A FIV vaccine is available which most vets generally do not use for a variety of reasons. You can read about the vaccine on Google which I think is the best tool/search engine for finding just about anything. I have not used the vaccine on any of my cats simply because I do not allow my cats the freedom of the outdoors. At sometime or the other I will write about the good/ the bad, and the ugly of allowing a cat indoor/outdoor or whatever.
Unneutered males and outdoor cats are at risk of acquiring FIV. Your veterinarian should be able to suggest vaccination or not. Transmission through a bite wound from an infected cat is the means that almost all cats acquire the disease. Cats that are allowed outdoors are more likely to fight with other cats. Keeping your cat safe indoors will protect your furry friend from other diseases and hazards as well. Mother cats can transmit the disease to her kittens at the time of birth or through breast milk. (In cats).
This is important: if you are bringing a first time cat into your home or adding a cat/s it is prudent to get your cat/s combo tested for feline leukemia and FIV. The test will not break the bank.
There are new treatment options that can extend the life of your cat should he/she become ill.
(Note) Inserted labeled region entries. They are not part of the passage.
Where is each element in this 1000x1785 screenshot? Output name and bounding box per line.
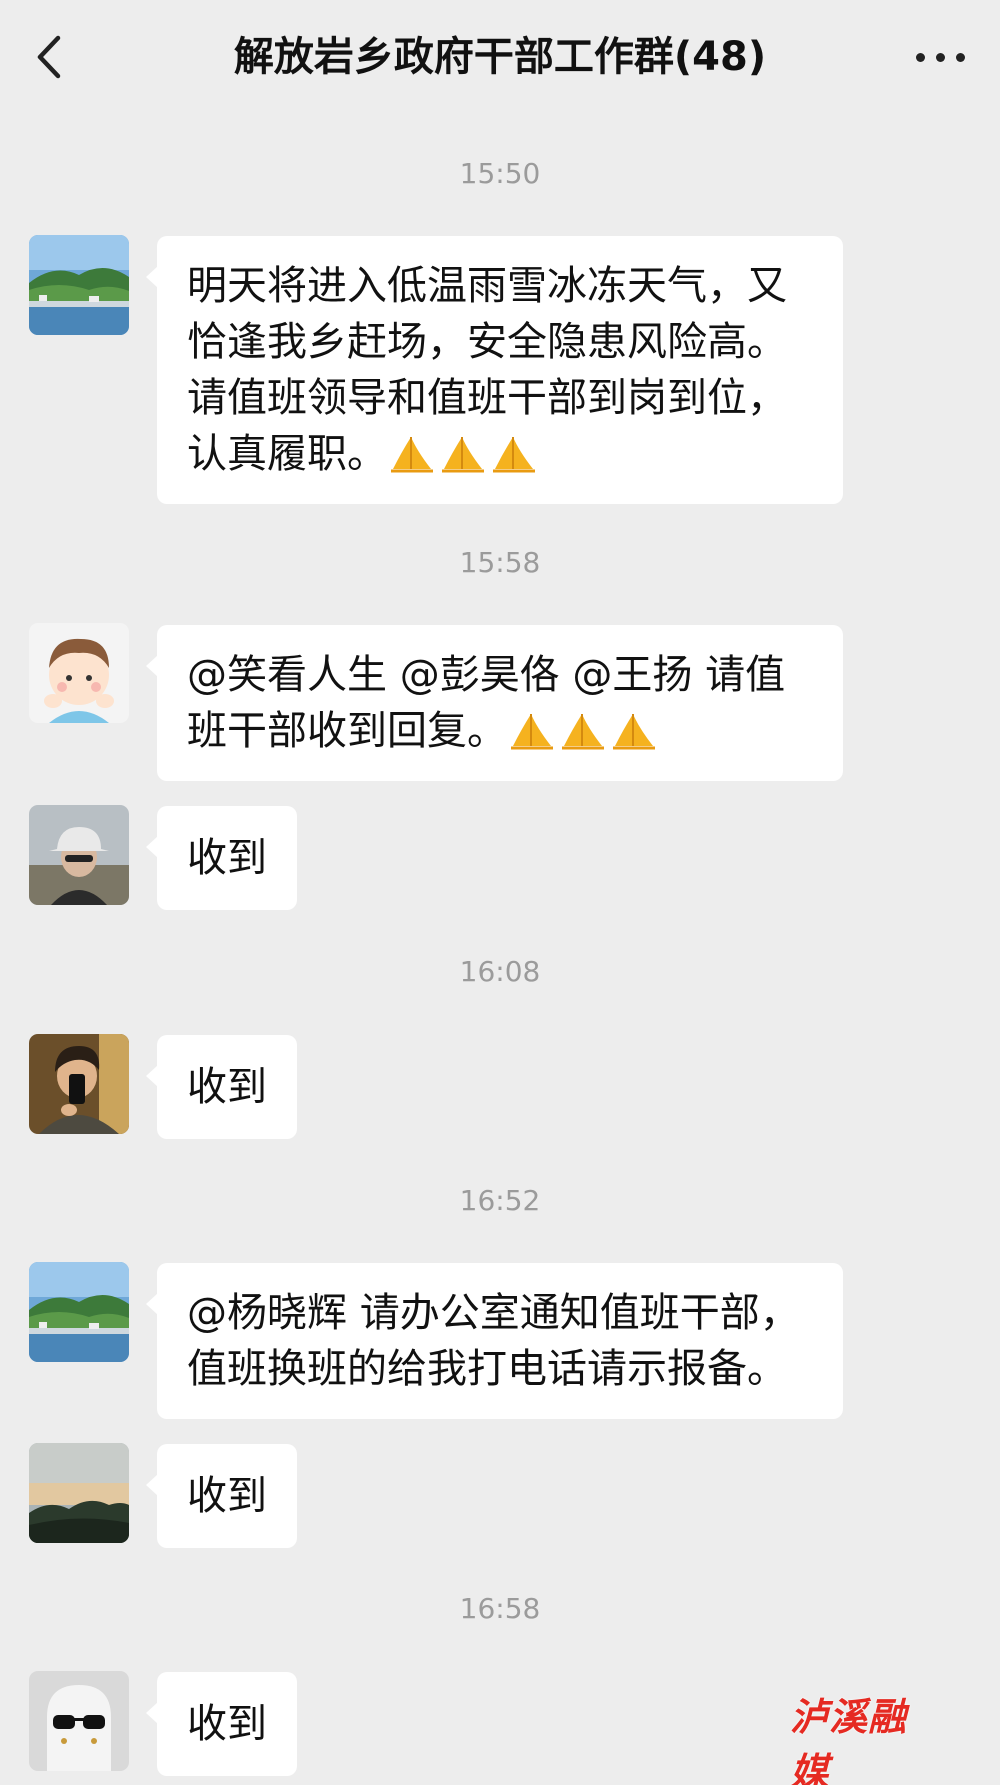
chat-title: 解放岩乡政府干部工作群(48) (233, 34, 767, 80)
chat-header: 解放岩乡政府干部工作群(48) (0, 0, 1000, 118)
message-bubble[interactable]: 明天将进入低温雨雪冰冻天气，又恰逢我乡赶场，安全隐患风险高。请值班领导和值班干部… (146, 236, 843, 504)
timestamp: 16:58 (459, 1592, 541, 1625)
timestamp: 16:52 (459, 1184, 541, 1217)
pray-hands-icon (493, 437, 535, 473)
watermark-text: 泸溪融媒 (790, 1694, 908, 1785)
message-text: @笑看人生 @彭昊佫 @王扬 请值班干部收到回复。 (187, 652, 786, 754)
message-text: 收到 (187, 1473, 267, 1519)
pray-hands-icon (562, 714, 604, 750)
timestamp: 15:58 (459, 546, 541, 579)
message-bubble[interactable]: @杨晓辉 请办公室通知值班干部，值班换班的给我打电话请示报备。 (146, 1263, 843, 1419)
message-text: @杨晓辉 请办公室通知值班干部，值班换班的给我打电话请示报备。 (187, 1290, 800, 1392)
landscape-village-avatar[interactable] (29, 1262, 129, 1362)
more-dots-icon[interactable] (916, 50, 966, 64)
selfie-phone-avatar[interactable] (29, 1034, 129, 1134)
message-text: 收到 (187, 1701, 267, 1747)
message-bubble[interactable]: 收到 (146, 1672, 297, 1776)
message-bubble[interactable]: @笑看人生 @彭昊佫 @王扬 请值班干部收到回复。 (146, 625, 843, 781)
watermark-logo: 泸溪融媒 (790, 1686, 940, 1785)
pray-hands-icon (391, 437, 433, 473)
message-bubble[interactable]: 收到 (146, 1444, 297, 1548)
ghost-sunglasses-avatar[interactable] (29, 1671, 129, 1771)
message-text: 收到 (187, 1064, 267, 1110)
pray-hands-icon (613, 714, 655, 750)
message-text: 收到 (187, 835, 267, 881)
message-bubble[interactable]: 收到 (146, 806, 297, 910)
pray-emoji-group (507, 708, 660, 754)
pray-emoji-group (387, 431, 540, 477)
sunset-hills-avatar[interactable] (29, 1443, 129, 1543)
timestamp: 15:50 (459, 157, 541, 190)
message-bubble[interactable]: 收到 (146, 1035, 297, 1139)
pray-hands-icon (442, 437, 484, 473)
person-with-hat-avatar[interactable] (29, 805, 129, 905)
landscape-village-avatar[interactable] (29, 235, 129, 335)
pray-hands-icon (511, 714, 553, 750)
timestamp: 16:08 (459, 955, 541, 988)
chevron-left-icon[interactable] (30, 30, 70, 84)
cartoon-child-avatar[interactable] (29, 623, 129, 723)
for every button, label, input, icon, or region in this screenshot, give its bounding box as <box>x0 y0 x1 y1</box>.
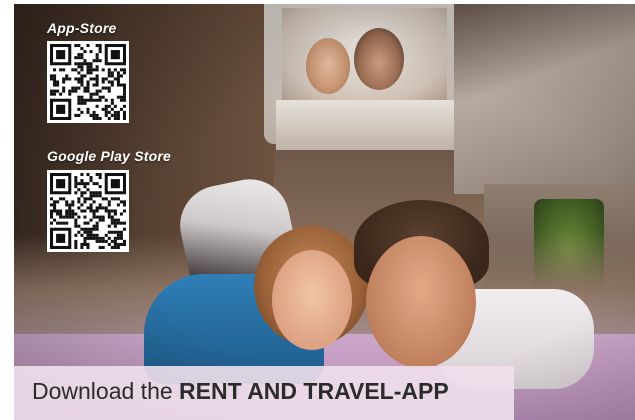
download-banner: Download the RENT AND TRAVEL-APP <box>14 366 514 420</box>
app-store-qr-code-icon[interactable] <box>47 41 129 123</box>
banner-text: Download the RENT AND TRAVEL-APP <box>32 378 449 405</box>
google-play-store-label: Google Play Store <box>47 148 171 164</box>
page-margin <box>0 0 14 420</box>
page-margin <box>0 0 635 4</box>
qr-code-icon <box>50 44 126 120</box>
banner-app-name: RENT AND TRAVEL-APP <box>179 378 449 404</box>
google-play-qr-code-icon[interactable] <box>47 170 129 252</box>
app-store-label: App-Store <box>47 20 117 36</box>
banner-prefix: Download the <box>32 378 173 404</box>
promo-graphic: App-Store Google Play Store Download the… <box>0 0 635 420</box>
qr-code-icon <box>50 173 126 249</box>
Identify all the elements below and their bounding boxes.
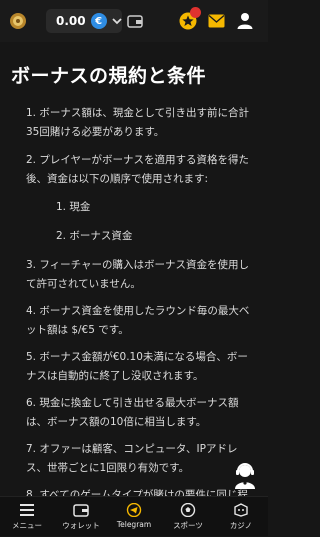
term-line: 35回賭ける必要があります。 — [26, 126, 165, 138]
term-line: 3. フィーチャーの購入はボーナス資金を使用し — [26, 259, 250, 271]
term-1: 1. ボーナス額は、現金として引き出す前に合計 35回賭ける必要があります。 — [26, 104, 262, 142]
menu-icon — [20, 504, 34, 516]
nav-label: Telegram — [116, 520, 152, 529]
nav-label: メニュー — [12, 521, 42, 530]
nav-label: スポーツ — [173, 521, 203, 530]
euro-icon: € — [90, 13, 107, 29]
nav-wallet[interactable]: ウォレット — [54, 497, 108, 537]
logo-icon[interactable] — [9, 12, 27, 30]
casino-icon — [234, 503, 248, 517]
chevron-down-icon — [111, 18, 122, 25]
term-line: て許可されていません。 — [26, 278, 141, 290]
subterm-2: 2. ボーナス資金 — [56, 230, 133, 242]
user-icon[interactable] — [237, 12, 253, 29]
balance-selector[interactable]: 0.00 € — [46, 9, 122, 33]
term-line: 7. オファーは顧客、コンピュータ、IPアドレ — [26, 443, 238, 455]
term-8: 8. すべてのゲームタイプが賭けの要件に同じ程 — [26, 486, 262, 496]
sports-ball-icon — [180, 503, 196, 517]
term-line: ス、世帯ごとに1回限り有効です。 — [26, 462, 190, 474]
page-title: ボーナスの規約と条件 — [11, 65, 207, 87]
subterm-1: 1. 現金 — [56, 201, 91, 213]
nav-menu[interactable]: メニュー — [0, 497, 54, 537]
notification-badge — [190, 7, 201, 18]
term-line: は、ボーナス額の10倍に相当します。 — [26, 416, 207, 428]
term-line: 4. ボーナス資金を使用したラウンド毎の最大ベ — [26, 305, 250, 317]
wallet-icon[interactable] — [127, 13, 143, 29]
term-line: ット額は $/€5 です。 — [26, 324, 129, 336]
wallet-icon — [73, 504, 89, 517]
nav-sports[interactable]: スポーツ — [161, 497, 215, 537]
term-line: 2. プレイヤーがボーナスを適用する資格を得た — [26, 154, 250, 166]
term-7: 7. オファーは顧客、コンピュータ、IPアドレ ス、世帯ごとに1回限り有効です。 — [26, 440, 262, 478]
term-4: 4. ボーナス資金を使用したラウンド毎の最大ベ ット額は $/€5 です。 — [26, 302, 262, 340]
nav-telegram[interactable]: Telegram — [107, 497, 161, 537]
term-line: 8. すべてのゲームタイプが賭けの要件に同じ程 — [26, 489, 248, 496]
term-line: 1. ボーナス額は、現金として引き出す前に合計 — [26, 107, 250, 119]
terms-content[interactable]: ボーナスの規約と条件 1. ボーナス額は、現金として引き出す前に合計 35回賭け… — [0, 42, 268, 496]
term-line: 後、資金は以下の順序で使用されます: — [26, 173, 209, 185]
support-agent-icon[interactable] — [233, 463, 257, 489]
telegram-icon — [126, 503, 142, 517]
term-2: 2. プレイヤーがボーナスを適用する資格を得た 後、資金は以下の順序で使用されま… — [26, 151, 262, 189]
nav-label: ウォレット — [62, 521, 100, 530]
term-line: ナスは自動的に終了し没収されます。 — [26, 370, 204, 382]
term-line: 5. ボーナス金額が€0.10未満になる場合、ボー — [26, 351, 248, 363]
mail-icon[interactable] — [208, 14, 225, 28]
balance-value: 0.00 — [56, 14, 86, 28]
bottom-nav: メニュー ウォレット Telegram スポーツ カジノ — [0, 496, 268, 536]
term-line: 6. 現金に換金して引き出せる最大ボーナス額 — [26, 397, 239, 409]
term-3: 3. フィーチャーの購入はボーナス資金を使用し て許可されていません。 — [26, 256, 262, 294]
top-bar: 0.00 € — [0, 0, 268, 42]
nav-label: カジノ — [229, 521, 253, 530]
nav-casino[interactable]: カジノ — [214, 497, 268, 537]
term-5: 5. ボーナス金額が€0.10未満になる場合、ボー ナスは自動的に終了し没収され… — [26, 348, 262, 386]
term-6: 6. 現金に換金して引き出せる最大ボーナス額 は、ボーナス額の10倍に相当します… — [26, 394, 262, 432]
If you have a FIV cat- make a comment if you would like info on how to keep you cat healthy. I have used a variety of things to help keep my FIV cats healthy. When any of them have become ill the cat was treated with medication plus other additional things to help boost their immune system.
This past year one of my FIV positive cats died at the age of 14. That is pretty good considering he remained robust up until the last year of his life. I did not allow him to mingle with my other cats. Presently I have 4 cats that are FIV positive. These cats have their own space where they can move about freely in the sun or shade. They are protected from the elements with AC in summer and heat lamps in the winter. They are robust and appear healthy. And they all love to eat- too much.
FIV Part II (I’ll write about some methods of treatment.) Above is a pic of Baily, a FIV positive cat. He arrived at our house as a stray. He had been neutered at some point in his life prior to finding his way to our home. I took him to my vet for combo testing after trapping this very wary cat. Currently he is healthy, robust, sweet, and now very tame.